Blacks less apt to respond to hepatitis C therapy
African American adults with chronic hepatitis C virus (HCV) infection are less likely to respond to standard combination therapy with peginterferon and ribavirin, a study confirms.
In a statement, study author Dr. Charles D. Howell of the University of Maryland in Baltimore said the reduced response rate among African American patients is not caused by “the usual predictors,” such as patient age, gender, HCV levels prior to treatment, amount of fibrosis in the liver biopsy nor amount of medication taken.
In a multicenter treatment trial, 196 African American and 205 Caucasian American patients with HCV infection and similar baseline characteristics received standard treatment consisting of peginterferon alfa-2a (180 micrograms/week) and ribavirin (1000 to1200 mg/day) for up to 48 weeks.
The response rate was 28 percent in African Americans compared with 52 percent in Caucasian Americans, a significant difference.
Racial differences in viral responses were evident as early as 4 weeks after the start of treatment, the team notes. “Breakthrough viremia” occurred more frequently in African Americans than Caucasian Americans (13 percent vs. 6 percent), but relapse rates were comparable (32 percent vs. 25 percent).
The proportion of the total maximum dose of peginterferon and ribavirin taken was lower among African Americans than Caucasian Americans.

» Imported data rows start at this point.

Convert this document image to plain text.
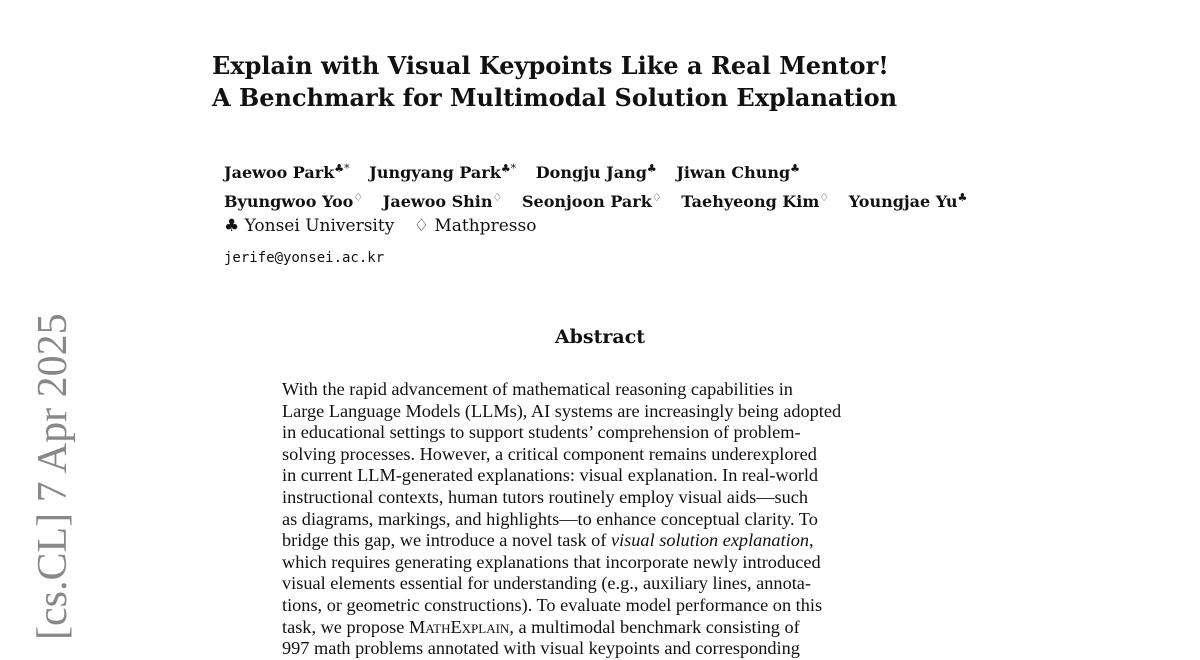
[cs.CL] 7 Apr 2025
Explain with Visual Keypoints Like a Real Mentor!
A Benchmark for Multimodal Solution Explanation
Jaewoo Park♣* Jungyang Park♣* Dongju Jang♣ Jiwan Chung♣
Byungwoo Yoo♢ Jaewoo Shin♢ Seonjoon Park♢ Taehyeong Kim♢ Youngjae Yu♣
♣ Yonsei University ♢ Mathpresso
jerife@yonsei.ac.kr
Abstract
With the rapid advancement of mathematical reasoning capabilities in
Large Language Models (LLMs), AI systems are increasingly being adopted
in educational settings to support students’ comprehension of problem-
solving processes. However, a critical component remains underexplored
in current LLM-generated explanations: visual explanation. In real-world
instructional contexts, human tutors routinely employ visual aids—such
as diagrams, markings, and highlights—to enhance conceptual clarity. To
bridge this gap, we introduce a novel task of visual solution explanation,
which requires generating explanations that incorporate newly introduced
visual elements essential for understanding (e.g., auxiliary lines, annota-
tions, or geometric constructions). To evaluate model performance on this
task, we propose MathExplain, a multimodal benchmark consisting of
997 math problems annotated with visual keypoints and corresponding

However, in multivariate analysis, this did not account for the racial difference in response rates.
The basis for the racial difference in response rates is being addressed by ongoing supplementary studies.
It’s estimated that 1.3 percent of the US population, approximately 3.2 million Americans, have chronic HCV infection. HCV is now the leading cause of chronic liver disease and the most common indication for liver transplantation in the US.